Сломан — значит, открыт для какого-то нового содержания или же самопозиционирования.
Во-вторых, б'oльшая часть очерка уходит у Битова на ввод в тему, на описание обстоятельств, позвавших в дорогу, и дороги до места назначения, которое начинается у него далеко после середины текста, хорошо если в третьей четверти.
Такая диспропорция вскрывает прием: внутреннее гораздо важнее внешнего, доступного зрению любого. Каждого.
Даже самый сбалансированный в этом смысле текст («Азарт. Изнанка путешествия»), в котором достаточно подробно показаны достопримечательности Хивы и остроумно подмечены нравы местного начальства, держится, как на гвозде, описанием поединка с базарным наперсточником, постепенно (и крайне субъективно) вырастающем в фигуру едва ли не мефистофельского масштаба.
Так что оптика рассказчика искажается до предельно гротескного переощущения, совсем как в комнате смеха или же в аксеновских «Поисках жанра» (появившихся примерно в то же время), со схожим карикатурно-фантасмагоричным персонажем внутри. Важное сравнение, так как жанровые поиски оборачивались в СССР расширением области свободы, а очерки Битова (первый датирован 1960-м (автору 23 года), второй — 1963–1965, третий — 1969–1970, четвертый — 1971, 1975 и, наконец, пятый — 1971–1972), помимо личной биографии автора, оказываются еще и документом, прекрасно иллюстрирующим советскую эпистему времен стабильности и застоя.
«А ведь я командирован в Хиву не за тем, чтобы описать, что со мной здесь, в результате этой хирургии пространства, произойдет, а с тем, чтобы никогда не написать об этом. Что-то я никогда не читал, чтобы писали о том, что с ними произошло, — всегда о том, что происходило без них… Значит, сейчас я должен, искусственно и невозможно, построить свою жизнь так, чтобы стать свидетелем тому, в чем я не участник.

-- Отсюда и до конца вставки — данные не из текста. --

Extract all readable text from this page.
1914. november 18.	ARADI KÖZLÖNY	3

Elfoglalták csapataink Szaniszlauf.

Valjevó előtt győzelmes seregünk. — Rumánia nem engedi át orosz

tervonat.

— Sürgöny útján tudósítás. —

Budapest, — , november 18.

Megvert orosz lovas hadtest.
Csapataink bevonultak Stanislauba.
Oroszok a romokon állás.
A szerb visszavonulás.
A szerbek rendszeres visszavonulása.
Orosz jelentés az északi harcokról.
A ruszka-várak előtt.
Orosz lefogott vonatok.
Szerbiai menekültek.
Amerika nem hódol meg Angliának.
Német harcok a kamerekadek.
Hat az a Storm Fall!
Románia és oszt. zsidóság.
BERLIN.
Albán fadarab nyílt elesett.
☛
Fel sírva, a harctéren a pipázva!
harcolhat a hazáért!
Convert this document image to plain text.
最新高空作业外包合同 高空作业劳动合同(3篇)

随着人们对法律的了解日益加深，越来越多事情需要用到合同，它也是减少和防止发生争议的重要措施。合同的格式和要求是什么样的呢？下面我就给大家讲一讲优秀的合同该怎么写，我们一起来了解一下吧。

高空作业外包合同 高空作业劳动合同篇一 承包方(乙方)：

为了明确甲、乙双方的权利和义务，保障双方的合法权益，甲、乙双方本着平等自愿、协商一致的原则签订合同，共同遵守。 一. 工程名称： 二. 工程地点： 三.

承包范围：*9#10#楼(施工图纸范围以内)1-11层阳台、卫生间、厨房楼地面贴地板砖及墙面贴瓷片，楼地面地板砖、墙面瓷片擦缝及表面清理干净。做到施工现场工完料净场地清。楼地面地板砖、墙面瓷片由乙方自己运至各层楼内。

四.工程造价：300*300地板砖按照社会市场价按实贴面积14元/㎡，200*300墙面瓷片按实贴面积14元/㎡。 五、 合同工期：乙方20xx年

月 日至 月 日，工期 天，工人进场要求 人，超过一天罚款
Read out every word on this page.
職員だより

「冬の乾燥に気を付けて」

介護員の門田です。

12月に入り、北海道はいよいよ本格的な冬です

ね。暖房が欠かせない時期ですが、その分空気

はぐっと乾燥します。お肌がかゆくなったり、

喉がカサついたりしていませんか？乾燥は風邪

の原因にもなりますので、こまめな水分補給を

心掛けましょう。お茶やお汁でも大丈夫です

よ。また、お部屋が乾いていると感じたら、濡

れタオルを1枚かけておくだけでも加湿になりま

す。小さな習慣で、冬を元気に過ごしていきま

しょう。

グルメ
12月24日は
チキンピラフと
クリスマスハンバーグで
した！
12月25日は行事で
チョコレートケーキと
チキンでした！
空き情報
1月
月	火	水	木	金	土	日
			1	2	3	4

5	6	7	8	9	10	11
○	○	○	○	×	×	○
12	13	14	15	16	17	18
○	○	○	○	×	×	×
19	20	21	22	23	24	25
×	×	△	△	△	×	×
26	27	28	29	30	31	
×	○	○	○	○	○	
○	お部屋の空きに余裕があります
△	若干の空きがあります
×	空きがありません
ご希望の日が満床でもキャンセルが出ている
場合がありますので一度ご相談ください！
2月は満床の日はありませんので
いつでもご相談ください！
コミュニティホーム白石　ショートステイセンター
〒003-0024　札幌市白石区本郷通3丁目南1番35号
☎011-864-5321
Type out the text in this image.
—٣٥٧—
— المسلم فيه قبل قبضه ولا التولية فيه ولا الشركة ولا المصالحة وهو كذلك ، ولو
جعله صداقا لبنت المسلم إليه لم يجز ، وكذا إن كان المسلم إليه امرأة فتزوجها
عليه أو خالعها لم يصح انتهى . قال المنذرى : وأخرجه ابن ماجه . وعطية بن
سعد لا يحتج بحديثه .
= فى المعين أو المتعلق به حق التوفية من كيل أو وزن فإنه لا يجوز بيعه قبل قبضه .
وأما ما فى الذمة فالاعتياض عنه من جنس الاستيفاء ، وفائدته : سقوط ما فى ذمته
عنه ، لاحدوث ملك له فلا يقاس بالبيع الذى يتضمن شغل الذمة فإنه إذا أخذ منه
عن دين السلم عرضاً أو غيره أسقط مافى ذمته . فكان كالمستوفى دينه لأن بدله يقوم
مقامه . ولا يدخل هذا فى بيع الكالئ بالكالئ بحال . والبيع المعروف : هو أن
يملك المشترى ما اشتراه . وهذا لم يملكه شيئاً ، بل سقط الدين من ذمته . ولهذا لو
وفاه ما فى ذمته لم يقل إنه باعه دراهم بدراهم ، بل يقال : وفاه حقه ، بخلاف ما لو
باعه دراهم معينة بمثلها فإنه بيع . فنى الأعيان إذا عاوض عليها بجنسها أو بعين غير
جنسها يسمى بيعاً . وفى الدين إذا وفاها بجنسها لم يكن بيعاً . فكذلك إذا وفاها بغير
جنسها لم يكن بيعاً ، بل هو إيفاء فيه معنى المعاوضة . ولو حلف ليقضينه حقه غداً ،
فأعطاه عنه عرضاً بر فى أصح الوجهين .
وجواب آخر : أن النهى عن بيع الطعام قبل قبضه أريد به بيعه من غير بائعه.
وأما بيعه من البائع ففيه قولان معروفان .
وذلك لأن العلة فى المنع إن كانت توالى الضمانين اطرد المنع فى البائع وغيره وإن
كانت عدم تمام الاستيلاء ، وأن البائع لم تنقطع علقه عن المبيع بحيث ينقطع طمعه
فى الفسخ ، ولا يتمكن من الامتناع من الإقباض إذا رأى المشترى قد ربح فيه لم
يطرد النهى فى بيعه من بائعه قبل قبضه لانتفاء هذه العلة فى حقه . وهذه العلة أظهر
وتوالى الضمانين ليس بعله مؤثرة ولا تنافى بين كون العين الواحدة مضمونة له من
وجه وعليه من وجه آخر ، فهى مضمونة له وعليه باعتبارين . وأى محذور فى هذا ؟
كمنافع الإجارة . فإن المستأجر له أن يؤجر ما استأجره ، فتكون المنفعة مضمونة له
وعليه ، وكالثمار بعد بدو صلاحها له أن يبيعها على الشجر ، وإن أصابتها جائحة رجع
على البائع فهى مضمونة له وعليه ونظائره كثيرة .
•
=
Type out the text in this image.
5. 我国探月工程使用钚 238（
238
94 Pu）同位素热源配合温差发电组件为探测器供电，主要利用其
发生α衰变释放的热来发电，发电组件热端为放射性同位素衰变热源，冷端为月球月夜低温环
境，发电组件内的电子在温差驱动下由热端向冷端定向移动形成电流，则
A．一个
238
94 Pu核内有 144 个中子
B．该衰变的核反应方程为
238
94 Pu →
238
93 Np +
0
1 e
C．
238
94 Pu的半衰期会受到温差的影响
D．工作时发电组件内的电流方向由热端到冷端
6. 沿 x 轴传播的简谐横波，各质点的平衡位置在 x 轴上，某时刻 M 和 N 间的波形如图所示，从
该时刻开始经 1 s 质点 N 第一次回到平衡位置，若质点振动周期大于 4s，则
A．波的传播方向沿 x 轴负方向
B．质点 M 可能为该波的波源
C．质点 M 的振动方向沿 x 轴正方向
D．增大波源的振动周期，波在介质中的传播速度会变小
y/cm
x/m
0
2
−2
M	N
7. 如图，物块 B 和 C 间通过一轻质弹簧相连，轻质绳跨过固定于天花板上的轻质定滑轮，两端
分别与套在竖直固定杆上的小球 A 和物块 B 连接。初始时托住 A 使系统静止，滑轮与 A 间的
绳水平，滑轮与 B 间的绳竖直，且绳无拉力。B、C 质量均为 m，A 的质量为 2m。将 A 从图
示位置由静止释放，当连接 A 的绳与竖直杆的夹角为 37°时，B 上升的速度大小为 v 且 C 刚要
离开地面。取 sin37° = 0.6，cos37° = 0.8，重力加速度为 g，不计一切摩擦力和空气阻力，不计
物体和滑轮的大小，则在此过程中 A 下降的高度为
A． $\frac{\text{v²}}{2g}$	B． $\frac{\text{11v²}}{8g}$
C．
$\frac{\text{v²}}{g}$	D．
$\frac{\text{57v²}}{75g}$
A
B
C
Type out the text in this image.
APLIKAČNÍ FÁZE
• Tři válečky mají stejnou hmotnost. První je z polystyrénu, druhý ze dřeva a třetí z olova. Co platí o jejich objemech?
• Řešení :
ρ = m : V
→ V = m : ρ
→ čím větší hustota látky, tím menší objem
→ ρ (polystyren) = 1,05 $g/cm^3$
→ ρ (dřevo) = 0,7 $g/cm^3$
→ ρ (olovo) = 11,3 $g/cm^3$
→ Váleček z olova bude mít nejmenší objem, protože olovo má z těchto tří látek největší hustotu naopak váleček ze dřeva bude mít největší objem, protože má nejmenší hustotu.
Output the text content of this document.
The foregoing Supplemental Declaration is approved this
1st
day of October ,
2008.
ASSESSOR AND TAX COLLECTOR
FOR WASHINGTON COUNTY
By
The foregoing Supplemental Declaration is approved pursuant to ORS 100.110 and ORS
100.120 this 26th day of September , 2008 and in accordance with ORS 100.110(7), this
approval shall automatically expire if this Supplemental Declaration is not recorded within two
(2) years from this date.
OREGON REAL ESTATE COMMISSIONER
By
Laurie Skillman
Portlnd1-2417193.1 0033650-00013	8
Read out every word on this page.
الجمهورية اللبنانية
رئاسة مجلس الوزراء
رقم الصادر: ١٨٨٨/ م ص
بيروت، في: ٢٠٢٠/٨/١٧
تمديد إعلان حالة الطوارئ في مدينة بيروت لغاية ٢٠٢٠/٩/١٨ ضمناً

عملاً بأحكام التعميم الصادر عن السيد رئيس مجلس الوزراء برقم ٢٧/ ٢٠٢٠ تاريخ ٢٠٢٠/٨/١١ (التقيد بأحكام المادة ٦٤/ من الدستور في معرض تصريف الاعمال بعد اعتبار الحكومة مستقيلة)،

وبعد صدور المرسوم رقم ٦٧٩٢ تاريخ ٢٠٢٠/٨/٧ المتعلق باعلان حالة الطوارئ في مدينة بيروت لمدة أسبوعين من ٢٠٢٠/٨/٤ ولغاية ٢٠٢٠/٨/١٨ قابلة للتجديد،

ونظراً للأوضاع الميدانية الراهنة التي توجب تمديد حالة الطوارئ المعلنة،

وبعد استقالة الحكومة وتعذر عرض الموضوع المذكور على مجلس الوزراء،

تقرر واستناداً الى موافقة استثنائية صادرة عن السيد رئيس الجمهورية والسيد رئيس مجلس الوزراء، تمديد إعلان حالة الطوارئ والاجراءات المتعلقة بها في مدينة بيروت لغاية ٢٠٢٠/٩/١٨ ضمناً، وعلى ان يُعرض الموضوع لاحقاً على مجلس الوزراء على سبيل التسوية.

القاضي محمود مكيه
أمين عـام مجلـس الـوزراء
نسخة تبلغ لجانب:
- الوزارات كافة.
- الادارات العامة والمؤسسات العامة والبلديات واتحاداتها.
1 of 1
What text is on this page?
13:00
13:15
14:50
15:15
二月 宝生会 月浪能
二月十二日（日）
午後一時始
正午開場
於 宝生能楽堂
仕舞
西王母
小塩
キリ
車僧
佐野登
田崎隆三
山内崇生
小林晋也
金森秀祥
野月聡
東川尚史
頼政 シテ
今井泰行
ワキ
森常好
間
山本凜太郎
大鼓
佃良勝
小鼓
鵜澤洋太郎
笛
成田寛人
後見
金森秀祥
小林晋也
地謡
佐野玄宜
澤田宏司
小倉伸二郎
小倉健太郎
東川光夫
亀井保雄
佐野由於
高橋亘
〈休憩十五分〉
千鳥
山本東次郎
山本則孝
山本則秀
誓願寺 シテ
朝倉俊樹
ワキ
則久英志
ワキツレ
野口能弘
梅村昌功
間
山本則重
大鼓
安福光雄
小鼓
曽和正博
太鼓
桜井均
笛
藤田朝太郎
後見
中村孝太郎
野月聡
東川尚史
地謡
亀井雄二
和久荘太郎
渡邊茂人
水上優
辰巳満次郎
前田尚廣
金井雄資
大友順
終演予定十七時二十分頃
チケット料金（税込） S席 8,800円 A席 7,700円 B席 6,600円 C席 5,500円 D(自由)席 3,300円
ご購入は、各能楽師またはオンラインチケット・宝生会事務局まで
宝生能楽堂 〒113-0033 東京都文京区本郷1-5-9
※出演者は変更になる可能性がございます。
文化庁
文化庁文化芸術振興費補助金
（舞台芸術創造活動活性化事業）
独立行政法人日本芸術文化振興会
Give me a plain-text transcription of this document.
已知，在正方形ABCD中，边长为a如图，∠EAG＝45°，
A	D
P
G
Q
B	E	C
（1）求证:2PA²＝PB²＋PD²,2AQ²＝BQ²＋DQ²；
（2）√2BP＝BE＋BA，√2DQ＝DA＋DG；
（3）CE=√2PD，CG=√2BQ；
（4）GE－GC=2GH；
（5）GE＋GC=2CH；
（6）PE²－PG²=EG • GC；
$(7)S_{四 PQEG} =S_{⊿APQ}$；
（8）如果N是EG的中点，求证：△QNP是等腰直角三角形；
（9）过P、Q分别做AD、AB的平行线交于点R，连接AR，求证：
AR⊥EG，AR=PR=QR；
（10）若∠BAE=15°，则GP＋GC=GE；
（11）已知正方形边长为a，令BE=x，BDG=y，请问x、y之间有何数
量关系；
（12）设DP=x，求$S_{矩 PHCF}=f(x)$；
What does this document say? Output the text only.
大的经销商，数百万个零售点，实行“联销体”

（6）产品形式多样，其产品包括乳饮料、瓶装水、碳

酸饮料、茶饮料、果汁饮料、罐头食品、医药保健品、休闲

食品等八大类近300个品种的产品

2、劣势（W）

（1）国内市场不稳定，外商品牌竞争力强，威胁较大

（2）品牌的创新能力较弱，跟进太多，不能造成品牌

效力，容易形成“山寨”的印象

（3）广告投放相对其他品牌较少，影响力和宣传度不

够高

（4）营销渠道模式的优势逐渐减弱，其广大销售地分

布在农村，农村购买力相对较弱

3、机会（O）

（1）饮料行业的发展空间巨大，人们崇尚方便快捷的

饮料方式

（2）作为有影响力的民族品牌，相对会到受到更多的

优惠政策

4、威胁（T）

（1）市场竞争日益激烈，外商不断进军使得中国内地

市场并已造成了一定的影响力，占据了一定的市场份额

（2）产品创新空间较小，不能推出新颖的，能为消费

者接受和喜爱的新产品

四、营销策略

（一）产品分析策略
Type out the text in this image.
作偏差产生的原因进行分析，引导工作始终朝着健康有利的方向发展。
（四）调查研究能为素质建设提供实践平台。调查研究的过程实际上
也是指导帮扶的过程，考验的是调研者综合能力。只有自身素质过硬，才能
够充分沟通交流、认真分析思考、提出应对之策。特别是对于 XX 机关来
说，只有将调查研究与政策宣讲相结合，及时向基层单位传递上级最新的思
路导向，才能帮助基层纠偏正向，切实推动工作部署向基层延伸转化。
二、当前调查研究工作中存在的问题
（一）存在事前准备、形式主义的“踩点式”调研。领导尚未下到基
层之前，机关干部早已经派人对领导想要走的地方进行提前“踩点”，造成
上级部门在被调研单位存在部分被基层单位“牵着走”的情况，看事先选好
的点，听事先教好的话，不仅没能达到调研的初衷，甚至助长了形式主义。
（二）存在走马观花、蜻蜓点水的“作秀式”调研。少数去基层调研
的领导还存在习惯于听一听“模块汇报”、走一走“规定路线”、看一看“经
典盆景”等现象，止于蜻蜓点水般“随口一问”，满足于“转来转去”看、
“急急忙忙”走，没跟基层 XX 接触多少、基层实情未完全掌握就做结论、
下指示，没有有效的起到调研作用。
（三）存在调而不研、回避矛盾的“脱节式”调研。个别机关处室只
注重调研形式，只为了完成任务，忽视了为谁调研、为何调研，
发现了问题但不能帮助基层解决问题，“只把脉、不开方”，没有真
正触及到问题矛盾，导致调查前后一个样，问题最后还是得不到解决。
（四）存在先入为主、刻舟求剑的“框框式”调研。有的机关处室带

Оригинально…
Меня командировали лишь за юридическим правом подставить в текст, который должен быть, свежие географические и человеческие имена, а не за тем, что есть…»
Писательская рефлексия. Метарассуждение — о методе и соотношения правды и вымысла. Феноменология творчества. Игры с удвоением и утроением пространства; пространств.
Художественная мысль, базирующаяся на отборе деталей идеальным образом подходит для описаний «подстриженными» глазами, тем более что «работает» Битов в этих повестях, в основном, на «крупном плане». Это и позволяет ему, лишенному в «творческих командировках» бытовой подоплеки, легко выруливать в заоблачную область абстрактных категорий, развивающихся как бы параллельно активной социалистической реальности. Уж не знаю, насколько осознаваемой выходила эта хитрость, но именно журналистские задания помогают Битову находиться в бытовых интерьерах минимальное количество времени (описание жилой конурки в «Птицах» да квартира главного мотогонщика в «Колесе», вот, пожалуй, и все).
Гораздо больше времени автор тратит на описание жизни в поездах («Одна страна») и аэропортах («Путешествие к другу детства» и «Азарт»), делая это, подобно Андрею Вознесенскому, в приподнято обобщенном стиле, описывающем цивилизационные, а не общественные процессы. В межбуквенную невралгию этих текстов входишь [переносишься] легко и свободно, выщелкивая забытые состояния, точно файлы (тогда как бедекеры иных времен, как у Стендаля, реконструируешь, как бы дощелкивая в голове), в то, теперь уже окончательно идеализированное агрегатное состояние, которое и сам Битов идеализировал, приподымая над сермягой.
Да, а что это такое, собственно говоря, «творческая командировка», как не автоматическая заявка на очередной травелог? Кто-то знает, как она должна «выглядеть» и из чего состоять?
В том-то и дело, что никакой методологии таких поездок не существует, каждый, сообразуясь со своими представлениями о прекрасном, творит собственные пространственные рисунки, поэтому «творческая командировка» и есть не что иное, как псевдоним путешествия, «шествия путем». Другое дело, что редакция, ожидающая результата, заранее готова к литературной обработке действительности, поэтому, как уже было выше сказано, это, прежде всего, проза.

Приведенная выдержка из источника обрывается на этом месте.